The department also offers courses in computational physics, which is vital to the skill set of any physics researcher. Languages such as MatLab, Mathematica and Fortran are usually taught, and students are taught to formulate and solve physical problems numerically. In the wider program of physics research, this has become increasingly important as both experimental and theoretical studies are turning to numerical calculations as a research tool.
Fields of Research
Roorkee’s physics department has traditionally been a theoretical stronghold. We have a number of experienced faculty specializing in nuclear physics, condensed matter physics, atmospheric science and atomic physics. The new faculty has brought in experience in fields such as astrophysics, biophysics and solar cell research. There is an upcoming cutting edge lab in quantum optics, supposed to be operational soon, that is expected to produce quality experimental research once working. Students, especially undergraduates, have been known to participate in the department’s research activities. Undergraduates are usually not expected to do research, but there have been instances of students collaborating and even taking the lead on projects leading to publications. The department is usually forthcoming to such initiatives on the student's’ part.
Students, especially undergraduates, have ample opportunities to participate in active research during their summer and winter breaks. Back when IITR used to offer an MSc. Physics course, a number of summer fellowships have been awarded to students to work at prestigious universities and research institutions, both in India and abroad. Many senior students work with the researchers of their choice over the breaks, where they are exposed to an intensive research environment, experience they bring home to the benefit of their fellow students. There have been participants in exchange programs like the WISE (DAAD Germany), the SN Bose Scholars Program (USA) and the Mitacs Globalink Program (Canada), and other fruitful exchanges with some European universities. A number of students also participate in the IAS fellowship program, where they are paired with a leading researcher at an Indian university or institute for the summer. It is also common for students to participate in summer and winter schools and camps in specialized topics. A testament to the efficacy of such programs has been the number of publications that have come out of these projects, assuring us that the students have been exposed to quality research. This experience is vital in helping the undergraduates make an informed choice when opting for graduate school. A great experience working in the lab, or on theoretical or numerical projects has persuaded a number of skeptical students to opt to go to graduate school.

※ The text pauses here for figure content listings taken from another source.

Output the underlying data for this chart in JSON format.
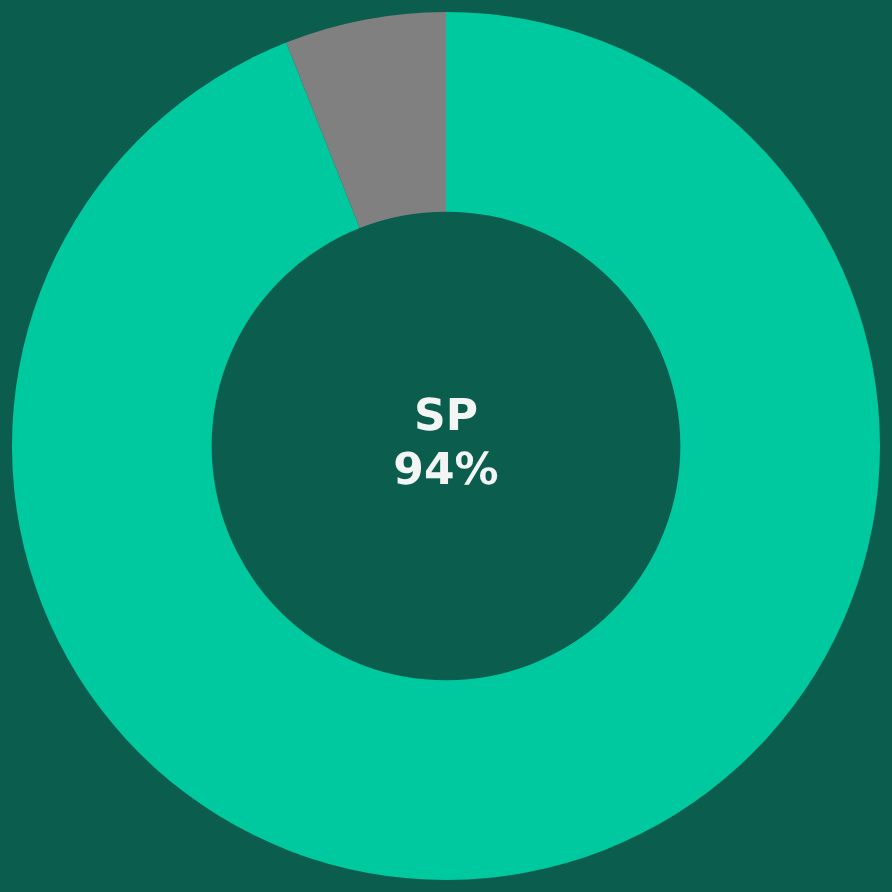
{
  "chart_data": {
    "type": "donut",
    "categories": [
      "SP",
      null
    ],
    "values": [
      94,
      6
    ],
    "value_labels": [
      "94%",
      null
    ],
    "colors": [
      "#00c9a0",
      "#808080"
    ],
    "legend": false
  }
}
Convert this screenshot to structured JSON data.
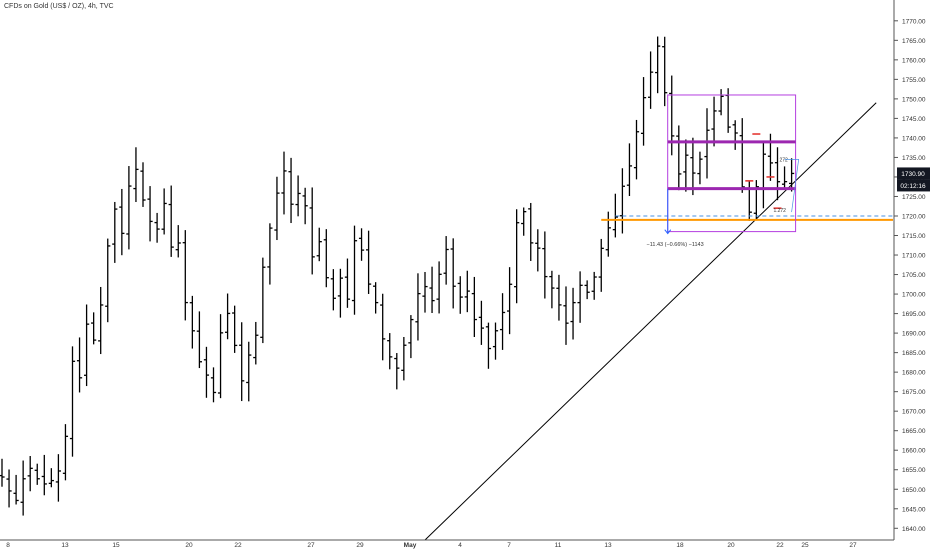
{
  "header": {
    "title": "CFDs on Gold (US$ / OZ), 4h, TVC"
  },
  "price_tags": {
    "last": "1730.90",
    "countdown": "02:12:16"
  },
  "colors": {
    "bars": "#000000",
    "rectangle": "#b43ee0",
    "level_thick": "#9c27b0",
    "support": "#ff9800",
    "dashed": "#4a90e2",
    "trendline": "#000000",
    "tag_bg": "#131722",
    "red_mark": "#e53935"
  },
  "annotations": {
    "measure": "−11.43 (−0.66%) −1143",
    "fib_top": "272",
    "fib_bottom": "1.272"
  },
  "chart_data": {
    "type": "ohlc",
    "title": "CFDs on Gold (US$ / OZ), 4h, TVC",
    "xlabel": "",
    "ylabel": "",
    "ylim": [
      1637,
      1772
    ],
    "y_ticks": [
      1640,
      1645,
      1650,
      1655,
      1660,
      1665,
      1670,
      1675,
      1680,
      1685,
      1690,
      1695,
      1700,
      1705,
      1710,
      1715,
      1720,
      1725,
      1730,
      1735,
      1740,
      1745,
      1750,
      1755,
      1760,
      1765,
      1770
    ],
    "x_ticks": [
      "8",
      "13",
      "15",
      "20",
      "22",
      "27",
      "29",
      "May",
      "4",
      "7",
      "11",
      "13",
      "18",
      "20",
      "22",
      "25",
      "27"
    ],
    "price_path": [
      [
        0,
        1652
      ],
      [
        2,
        1648
      ],
      [
        4,
        1656
      ],
      [
        6,
        1650
      ],
      [
        8,
        1655
      ],
      [
        9,
        1665
      ],
      [
        10,
        1684
      ],
      [
        11,
        1680
      ],
      [
        12,
        1693
      ],
      [
        13,
        1688
      ],
      [
        14,
        1696
      ],
      [
        15,
        1712
      ],
      [
        16,
        1722
      ],
      [
        17,
        1715
      ],
      [
        18,
        1727
      ],
      [
        19,
        1733
      ],
      [
        20,
        1725
      ],
      [
        21,
        1720
      ],
      [
        22,
        1718
      ],
      [
        23,
        1724
      ],
      [
        24,
        1713
      ],
      [
        25,
        1714
      ],
      [
        26,
        1699
      ],
      [
        27,
        1690
      ],
      [
        28,
        1684
      ],
      [
        29,
        1680
      ],
      [
        30,
        1675
      ],
      [
        31,
        1690
      ],
      [
        32,
        1694
      ],
      [
        33,
        1688
      ],
      [
        34,
        1677
      ],
      [
        35,
        1684
      ],
      [
        36,
        1690
      ],
      [
        37,
        1708
      ],
      [
        38,
        1716
      ],
      [
        39,
        1727
      ],
      [
        40,
        1732
      ],
      [
        41,
        1724
      ],
      [
        42,
        1726
      ],
      [
        43,
        1722
      ],
      [
        44,
        1710
      ],
      [
        45,
        1712
      ],
      [
        46,
        1703
      ],
      [
        47,
        1698
      ],
      [
        48,
        1705
      ],
      [
        49,
        1700
      ],
      [
        50,
        1713
      ],
      [
        51,
        1712
      ],
      [
        52,
        1702
      ],
      [
        53,
        1699
      ],
      [
        54,
        1690
      ],
      [
        55,
        1684
      ],
      [
        56,
        1682
      ],
      [
        57,
        1687
      ],
      [
        58,
        1694
      ],
      [
        59,
        1700
      ],
      [
        60,
        1702
      ],
      [
        61,
        1699
      ],
      [
        62,
        1706
      ],
      [
        63,
        1712
      ],
      [
        64,
        1703
      ],
      [
        65,
        1699
      ],
      [
        66,
        1700
      ],
      [
        67,
        1694
      ],
      [
        68,
        1690
      ],
      [
        69,
        1686
      ],
      [
        70,
        1690
      ],
      [
        71,
        1694
      ],
      [
        72,
        1703
      ],
      [
        73,
        1718
      ],
      [
        74,
        1720
      ],
      [
        75,
        1714
      ],
      [
        76,
        1712
      ],
      [
        77,
        1705
      ],
      [
        78,
        1701
      ],
      [
        79,
        1697
      ],
      [
        80,
        1694
      ],
      [
        81,
        1698
      ],
      [
        82,
        1702
      ],
      [
        83,
        1700
      ],
      [
        84,
        1705
      ],
      [
        85,
        1713
      ],
      [
        86,
        1716
      ],
      [
        87,
        1721
      ],
      [
        88,
        1727
      ],
      [
        89,
        1733
      ],
      [
        90,
        1741
      ],
      [
        91,
        1750
      ],
      [
        92,
        1758
      ],
      [
        93,
        1764
      ],
      [
        94,
        1752
      ],
      [
        95,
        1740
      ],
      [
        96,
        1732
      ],
      [
        97,
        1736
      ],
      [
        98,
        1730
      ],
      [
        99,
        1736
      ],
      [
        100,
        1742
      ],
      [
        101,
        1748
      ],
      [
        102,
        1750
      ],
      [
        103,
        1744
      ],
      [
        104,
        1740
      ],
      [
        105,
        1728
      ],
      [
        106,
        1720
      ],
      [
        107,
        1726
      ],
      [
        108,
        1735
      ],
      [
        109,
        1733
      ],
      [
        110,
        1728
      ],
      [
        111,
        1730
      ],
      [
        112,
        1730.9
      ]
    ],
    "lines": {
      "rectangle": {
        "x_from": 94,
        "x_to": 112,
        "price_top": 1751,
        "price_bottom": 1716
      },
      "thick_level_upper": 1739,
      "thick_level_lower": 1727,
      "support_level": 1719,
      "dashed_level": 1720,
      "trendline": {
        "x1": 60,
        "y1": 1637,
        "x2": 124,
        "y2": 1749
      }
    },
    "last_price": 1730.9,
    "grid": false,
    "legend": "none"
  }
}
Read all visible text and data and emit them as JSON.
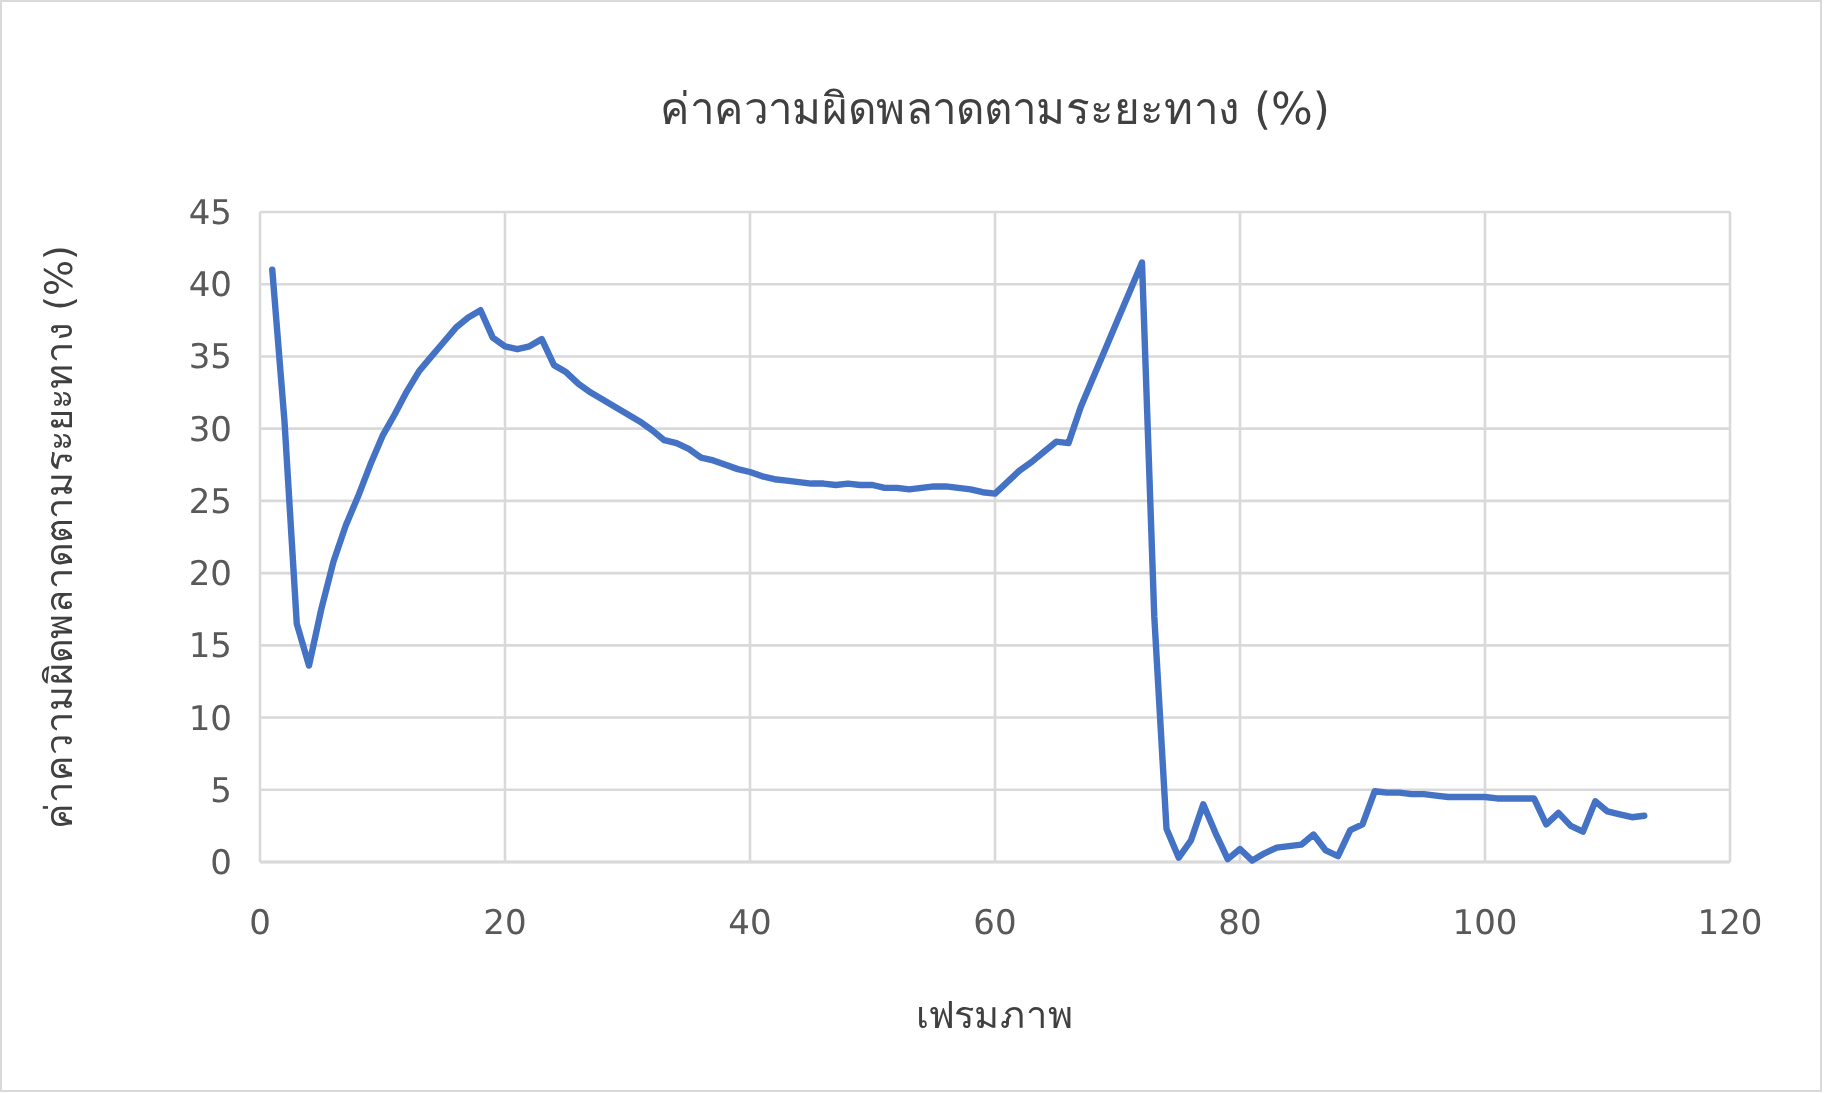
{
  "chart_data": {
    "type": "line",
    "title": "ค่าความผิดพลาดตามระยะทาง (%)",
    "xlabel": "เฟรมภาพ",
    "ylabel": "ค่าความผิดพลาดตามระยะทาง (%)",
    "x": [
      1,
      2,
      3,
      4,
      5,
      6,
      7,
      8,
      9,
      10,
      11,
      12,
      13,
      14,
      15,
      16,
      17,
      18,
      19,
      20,
      21,
      22,
      23,
      24,
      25,
      26,
      27,
      28,
      29,
      30,
      31,
      32,
      33,
      34,
      35,
      36,
      37,
      38,
      39,
      40,
      41,
      42,
      43,
      44,
      45,
      46,
      47,
      48,
      49,
      50,
      51,
      52,
      53,
      54,
      55,
      56,
      57,
      58,
      59,
      60,
      61,
      62,
      63,
      64,
      65,
      66,
      67,
      68,
      69,
      70,
      71,
      72,
      73,
      74,
      75,
      76,
      77,
      78,
      79,
      80,
      81,
      82,
      83,
      84,
      85,
      86,
      87,
      88,
      89,
      90,
      91,
      92,
      93,
      94,
      95,
      96,
      97,
      98,
      99,
      100,
      101,
      102,
      103,
      104,
      105,
      106,
      107,
      108,
      109,
      110,
      111,
      112,
      113
    ],
    "series": [
      {
        "color": "#4472c4",
        "values": [
          41,
          30.5,
          16.5,
          13.6,
          17.5,
          20.8,
          23.3,
          25.3,
          27.5,
          29.5,
          31,
          32.6,
          34,
          35,
          36,
          37,
          37.7,
          38.2,
          36.3,
          35.7,
          35.5,
          35.7,
          36.2,
          34.4,
          33.9,
          33.1,
          32.5,
          32,
          31.5,
          31,
          30.5,
          29.9,
          29.2,
          29,
          28.6,
          28,
          27.8,
          27.5,
          27.2,
          27,
          26.7,
          26.5,
          26.4,
          26.3,
          26.2,
          26.2,
          26.1,
          26.2,
          26.1,
          26.1,
          25.9,
          25.9,
          25.8,
          25.9,
          26,
          26,
          25.9,
          25.8,
          25.6,
          25.5,
          26.3,
          27.1,
          27.7,
          28.4,
          29.1,
          29,
          31.5,
          33.5,
          35.5,
          37.5,
          39.5,
          41.5,
          17,
          2.3,
          0.3,
          1.5,
          4,
          2,
          0.2,
          0.9,
          0.1,
          0.6,
          1,
          1.1,
          1.2,
          1.9,
          0.8,
          0.4,
          2.2,
          2.6,
          4.9,
          4.8,
          4.8,
          4.7,
          4.7,
          4.6,
          4.5,
          4.5,
          4.5,
          4.5,
          4.4,
          4.4,
          4.4,
          4.4,
          2.6,
          3.4,
          2.5,
          2.1,
          4.2,
          3.5,
          3.3,
          3.1,
          3.2
        ]
      }
    ],
    "xlim": [
      0,
      120
    ],
    "xticks": [
      0,
      20,
      40,
      60,
      80,
      100,
      120
    ],
    "ylim": [
      0,
      45
    ],
    "yticks": [
      0,
      5,
      10,
      15,
      20,
      25,
      30,
      35,
      40,
      45
    ],
    "grid": true,
    "marker": "none",
    "line_style": "solid"
  }
}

Opportunities for students after graduation are varied. On the physics front, a doctorate degree is a necessity if the students want to be researchers. With the right profile, a Roorkee graduate can make it to top schools in the US and Europe. Recent graduates have made it to top Ivy League schools, and best research groups in Europe. It is also common for students to get graduate positions at top Indian research institutes. The curious mix of courses taught at Roorkee prepares well, the graduating students for life ahead as a physics researcher.